"Piranha" is a Portuguese rendering of a Tupi word referring to a sharp-toothed fish with an unfortunate reputation. The correct pronunciation of this word is something like /pɪˈɹɑːnjə/. However, the "mis-pronunciation" /pɪˈrɑːnə/ (peronna?) is commonplace, and has been for some time; at least as far back as 1972, ichthyologist George Myers's Piranha Book claimed that "most English-speaking people tend to mispronounce it".
What strikes me is that when "piranha" was introduced, presumably most everyone who knew the word would also have known the Portuguese origin and pronounced it as such. Even as the word spread to broader society, people should still have seen or heard it alongside its competing Spanish rendering, "piraña", which seems to have even less ambiguity about its pronunciation. Still, somehow the /nj/ was partly forgotten, and the Anglicised pronunciation gained market share.

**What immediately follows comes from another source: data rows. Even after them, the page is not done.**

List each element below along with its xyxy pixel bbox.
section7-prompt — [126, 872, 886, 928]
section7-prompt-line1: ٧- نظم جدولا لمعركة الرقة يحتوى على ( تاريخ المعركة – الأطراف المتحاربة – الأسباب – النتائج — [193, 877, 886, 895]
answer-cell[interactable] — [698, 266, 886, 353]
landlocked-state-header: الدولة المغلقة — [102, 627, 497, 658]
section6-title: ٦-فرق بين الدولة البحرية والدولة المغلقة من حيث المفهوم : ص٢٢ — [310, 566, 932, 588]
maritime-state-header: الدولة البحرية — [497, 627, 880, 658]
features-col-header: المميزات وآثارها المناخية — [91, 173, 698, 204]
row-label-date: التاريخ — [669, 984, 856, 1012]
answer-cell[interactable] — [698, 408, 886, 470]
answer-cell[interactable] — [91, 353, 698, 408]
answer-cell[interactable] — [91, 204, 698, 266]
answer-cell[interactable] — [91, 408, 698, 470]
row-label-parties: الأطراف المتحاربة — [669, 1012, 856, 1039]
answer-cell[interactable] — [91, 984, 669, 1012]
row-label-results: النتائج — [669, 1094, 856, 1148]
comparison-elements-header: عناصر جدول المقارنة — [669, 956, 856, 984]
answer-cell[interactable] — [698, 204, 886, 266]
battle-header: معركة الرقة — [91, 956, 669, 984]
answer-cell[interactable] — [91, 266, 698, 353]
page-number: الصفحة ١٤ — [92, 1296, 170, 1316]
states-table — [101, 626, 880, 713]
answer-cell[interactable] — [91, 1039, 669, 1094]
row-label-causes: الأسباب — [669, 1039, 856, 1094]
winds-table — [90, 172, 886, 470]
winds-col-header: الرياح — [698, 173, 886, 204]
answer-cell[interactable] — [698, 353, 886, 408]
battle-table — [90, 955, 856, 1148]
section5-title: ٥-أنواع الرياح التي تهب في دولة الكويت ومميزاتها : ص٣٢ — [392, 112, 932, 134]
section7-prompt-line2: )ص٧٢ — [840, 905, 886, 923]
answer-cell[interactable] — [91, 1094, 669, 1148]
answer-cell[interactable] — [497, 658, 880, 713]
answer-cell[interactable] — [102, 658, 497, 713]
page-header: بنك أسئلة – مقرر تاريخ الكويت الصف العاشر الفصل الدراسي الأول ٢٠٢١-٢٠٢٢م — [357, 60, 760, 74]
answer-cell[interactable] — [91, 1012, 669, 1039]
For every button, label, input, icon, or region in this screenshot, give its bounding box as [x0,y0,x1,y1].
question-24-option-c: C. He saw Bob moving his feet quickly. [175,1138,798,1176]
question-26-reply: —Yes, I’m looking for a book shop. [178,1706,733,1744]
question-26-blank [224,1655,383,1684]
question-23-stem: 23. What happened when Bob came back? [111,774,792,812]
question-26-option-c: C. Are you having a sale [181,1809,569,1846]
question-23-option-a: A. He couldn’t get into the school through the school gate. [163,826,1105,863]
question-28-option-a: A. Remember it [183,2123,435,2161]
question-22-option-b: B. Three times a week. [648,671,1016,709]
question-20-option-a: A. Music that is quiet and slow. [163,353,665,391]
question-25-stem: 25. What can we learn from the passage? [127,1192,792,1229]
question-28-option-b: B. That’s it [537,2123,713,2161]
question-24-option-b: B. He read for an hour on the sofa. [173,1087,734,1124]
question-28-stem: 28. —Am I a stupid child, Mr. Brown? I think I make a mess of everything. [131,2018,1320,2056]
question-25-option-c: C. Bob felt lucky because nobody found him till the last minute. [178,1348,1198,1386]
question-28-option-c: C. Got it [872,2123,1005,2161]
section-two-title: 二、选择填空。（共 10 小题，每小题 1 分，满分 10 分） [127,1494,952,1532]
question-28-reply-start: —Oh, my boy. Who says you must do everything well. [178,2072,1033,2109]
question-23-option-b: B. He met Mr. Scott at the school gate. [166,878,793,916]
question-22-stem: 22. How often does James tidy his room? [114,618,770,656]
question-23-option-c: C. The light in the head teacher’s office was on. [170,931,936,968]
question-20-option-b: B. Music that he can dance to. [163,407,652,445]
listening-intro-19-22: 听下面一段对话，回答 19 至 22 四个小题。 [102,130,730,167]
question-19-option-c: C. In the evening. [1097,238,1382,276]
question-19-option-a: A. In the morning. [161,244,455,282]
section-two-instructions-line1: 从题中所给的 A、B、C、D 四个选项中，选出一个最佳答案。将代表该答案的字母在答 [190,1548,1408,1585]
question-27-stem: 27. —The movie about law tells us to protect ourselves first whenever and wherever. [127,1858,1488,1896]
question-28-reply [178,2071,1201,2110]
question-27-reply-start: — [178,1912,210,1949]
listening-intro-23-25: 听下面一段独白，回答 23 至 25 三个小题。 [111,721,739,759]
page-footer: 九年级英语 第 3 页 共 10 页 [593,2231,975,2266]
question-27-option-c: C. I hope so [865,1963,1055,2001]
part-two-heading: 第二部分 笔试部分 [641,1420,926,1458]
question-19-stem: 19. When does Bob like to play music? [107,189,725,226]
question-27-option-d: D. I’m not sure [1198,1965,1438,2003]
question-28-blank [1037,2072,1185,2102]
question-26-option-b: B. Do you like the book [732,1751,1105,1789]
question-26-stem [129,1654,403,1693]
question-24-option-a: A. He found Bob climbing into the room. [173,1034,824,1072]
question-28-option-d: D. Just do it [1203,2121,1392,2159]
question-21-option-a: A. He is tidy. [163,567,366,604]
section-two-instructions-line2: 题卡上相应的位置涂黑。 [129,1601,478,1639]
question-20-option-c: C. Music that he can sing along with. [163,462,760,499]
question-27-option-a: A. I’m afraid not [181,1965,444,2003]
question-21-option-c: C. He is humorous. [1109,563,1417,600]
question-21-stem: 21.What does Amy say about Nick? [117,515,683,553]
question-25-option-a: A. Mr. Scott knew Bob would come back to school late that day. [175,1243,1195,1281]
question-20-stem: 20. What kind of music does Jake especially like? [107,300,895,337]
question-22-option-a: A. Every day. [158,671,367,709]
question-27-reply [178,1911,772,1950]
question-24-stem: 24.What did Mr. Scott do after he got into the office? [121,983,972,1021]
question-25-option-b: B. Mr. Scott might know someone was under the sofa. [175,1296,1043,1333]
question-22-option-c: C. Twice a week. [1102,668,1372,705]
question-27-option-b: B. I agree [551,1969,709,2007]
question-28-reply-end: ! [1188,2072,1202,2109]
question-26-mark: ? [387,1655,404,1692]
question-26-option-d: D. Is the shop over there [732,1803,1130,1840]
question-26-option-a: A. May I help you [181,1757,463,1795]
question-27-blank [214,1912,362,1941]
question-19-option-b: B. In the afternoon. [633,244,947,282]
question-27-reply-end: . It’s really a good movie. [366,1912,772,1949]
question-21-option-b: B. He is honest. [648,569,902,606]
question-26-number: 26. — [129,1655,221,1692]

How and when did this shift in pronunciation come about? Are there records of commentators earlier than Myers describing and/or bemoaning the new pronunciation? I have a half-formed hypothesis that Theodore Roosevelt's 1914 Through the Brazilian Wilderness might be partly to blame, given its titillating marketable lies about the fish's behavior and its lack of a pronunciation guide, but I don't have enough information to make a firm conclusion about that book's relevance.